Since I can remember, I have wanted to study Arabic. The Arab world has always had some inexplicable draw for me: I am fascinated by its culture, food, and history. So when I chose to attend Georgetown, I immediately enrolled in Intensive Modern Standard Arabic.
For the first two years of my college career I was a slave to Arabic spending hours learning a new alphabet, grammatical structure, and vocabulary. Having previously only studied Romance languages, I have found that Arabic is a horse of a completely different color. I tend to be good at learning languages, and thus have been continually frustrated by my inability to grasp Arabic these past three years.
Despite focusing all of my efforts on the intricacies of the language, I still find myself afloat in a sea of fatHas with no life raft in sight. Every time my Arabic teacher says, "Khalas there is the grammatical rule that never changes," I know that in two weeks I will learn that there are at least twelve exceptions. Fundamentally, I have come to realize in my past three years of study that while my study habits are sometimes questionable, the bigger issue lies in the way in which we learn Arabic here at Georgetown.
Our university has arguably the best Arabic program in the country, with the exception of the University of Texas at Austin. The textbook that is used by Arabic programs across the country is published by Georgetown University Press, and even within GU, Arabic is one of the most popular languages of study. With so many interested students, it would make sense that Georgetown would live up to the high standards that have been attributed to it. Unfortunately, this is not always the case. As most Arabic students will tell you, the department is incredibly disorganized ,and the way in which we learn the language is often not conducive to life in an Arabic-speaking country.
An important factor in determining the quality of an academic program is looking at how organized it is. Programs with fantastic professors and resources can be hindered by an inability to set clear syllabi and disseminate information to students. This is exactly the issue that the Department of Arabic and Islamic Studies faces. While professors are dedicated to their students and extremely knowledgeable, it is also undeniable that there is a complete disconnect when it comes to administration. I have never had an Arabic class that followed the syllabus. Inevitably, the professor changes it in class and then is frustrated when students do the homework according to what was said in class and not what was written on the syllabus. As an Arabic student, you are constantly running from classmate to classmate trying to figure out what exactly is due for the next class.

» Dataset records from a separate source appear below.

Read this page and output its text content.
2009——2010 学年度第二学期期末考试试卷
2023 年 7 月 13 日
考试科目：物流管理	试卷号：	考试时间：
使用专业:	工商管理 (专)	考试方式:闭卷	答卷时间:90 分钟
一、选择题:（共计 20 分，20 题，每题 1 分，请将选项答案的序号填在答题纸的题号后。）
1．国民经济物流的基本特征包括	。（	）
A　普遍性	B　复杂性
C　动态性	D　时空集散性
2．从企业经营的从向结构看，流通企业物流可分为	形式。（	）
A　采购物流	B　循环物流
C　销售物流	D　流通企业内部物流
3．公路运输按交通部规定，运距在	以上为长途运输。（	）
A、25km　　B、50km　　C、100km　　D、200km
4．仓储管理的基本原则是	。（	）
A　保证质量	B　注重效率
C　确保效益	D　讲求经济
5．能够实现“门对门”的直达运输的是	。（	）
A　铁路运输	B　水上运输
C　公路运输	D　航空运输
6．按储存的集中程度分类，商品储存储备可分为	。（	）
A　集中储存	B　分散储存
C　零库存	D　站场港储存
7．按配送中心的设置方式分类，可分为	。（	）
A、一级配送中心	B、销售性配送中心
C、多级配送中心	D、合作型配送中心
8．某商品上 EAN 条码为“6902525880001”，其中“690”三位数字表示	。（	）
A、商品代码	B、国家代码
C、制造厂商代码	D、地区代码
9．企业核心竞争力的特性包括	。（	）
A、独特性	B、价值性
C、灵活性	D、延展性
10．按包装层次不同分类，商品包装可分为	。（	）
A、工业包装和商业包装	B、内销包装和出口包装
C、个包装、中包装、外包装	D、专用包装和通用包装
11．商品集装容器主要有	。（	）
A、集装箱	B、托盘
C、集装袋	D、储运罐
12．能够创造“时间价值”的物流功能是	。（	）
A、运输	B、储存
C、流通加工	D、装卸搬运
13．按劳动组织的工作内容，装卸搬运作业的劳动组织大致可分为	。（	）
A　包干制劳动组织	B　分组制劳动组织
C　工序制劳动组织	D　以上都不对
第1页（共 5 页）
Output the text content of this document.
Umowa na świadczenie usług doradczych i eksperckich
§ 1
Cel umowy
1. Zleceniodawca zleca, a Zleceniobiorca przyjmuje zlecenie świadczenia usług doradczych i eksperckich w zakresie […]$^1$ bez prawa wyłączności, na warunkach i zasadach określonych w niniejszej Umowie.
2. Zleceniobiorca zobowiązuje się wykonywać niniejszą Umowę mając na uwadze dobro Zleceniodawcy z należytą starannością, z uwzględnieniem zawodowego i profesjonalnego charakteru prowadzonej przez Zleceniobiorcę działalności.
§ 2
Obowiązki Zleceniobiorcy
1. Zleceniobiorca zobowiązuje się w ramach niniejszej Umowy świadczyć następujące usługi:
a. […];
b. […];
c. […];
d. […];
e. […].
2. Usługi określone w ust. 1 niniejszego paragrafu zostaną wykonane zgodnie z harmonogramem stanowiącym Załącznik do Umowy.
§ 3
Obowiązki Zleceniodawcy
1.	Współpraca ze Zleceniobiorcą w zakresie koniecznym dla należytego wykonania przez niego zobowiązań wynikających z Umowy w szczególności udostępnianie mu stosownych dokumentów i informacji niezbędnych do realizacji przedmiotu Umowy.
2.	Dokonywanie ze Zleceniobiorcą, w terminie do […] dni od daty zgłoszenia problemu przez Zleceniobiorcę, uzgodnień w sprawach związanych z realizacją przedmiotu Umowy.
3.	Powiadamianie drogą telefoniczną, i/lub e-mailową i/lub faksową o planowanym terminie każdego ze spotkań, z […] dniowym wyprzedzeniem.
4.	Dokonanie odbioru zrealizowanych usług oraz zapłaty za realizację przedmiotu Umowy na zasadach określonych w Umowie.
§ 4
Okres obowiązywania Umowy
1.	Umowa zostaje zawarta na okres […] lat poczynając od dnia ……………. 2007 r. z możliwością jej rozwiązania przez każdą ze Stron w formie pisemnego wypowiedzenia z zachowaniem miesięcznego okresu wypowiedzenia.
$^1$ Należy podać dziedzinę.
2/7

When you finally figure out what is due, you realize that the amount of homework that you have been given will take you at least the next four hours. And Arabic is every day. Imagine the amount of time that Arabic students spend working on their homework, on top of the time they spend figuring out what it is. Homework, of course, is only half of it. When exams come around, you have no idea what will be tested and more likely than not at least half of it will never have been covered in class. The students you see walking out of class with dazed looks on their faces? Arabic students. As a classmate of mine said, "We all got 20s out of 100 last semester because we had no idea what was going on." It's one thing for one person to perform poorly on a test, but quite another for an entire class to do so.
The worst part of the lack of communication is that it often prevents students from moving on in the language. A friend that came back from studying abroad in Jordan told me that the department failed to contact her about a placement test. When she began to worry and contacted them, she was told that she had two hours to complete it. I will likely not receive Arabic proficiency because I was told in Spring 2012 that I could take Arabic Media and then receive proficiency, but when I walked into class in January I was told that this was not the case. I know that I am not alone in this issue.
Fundamentally, many Arabic students that enter Georgetown in love with the culture and the language find themselves disillusioned. This is a direct result of the lack of organization and clear expectations within the Arabic department. For a language that demands so much investment, it is unacceptable that students are not given clear direction. The quality of our Arabic education is unparalleled, but if the department doesn't get its act together, it's bound to lose students to Chinese, cementing their world domination.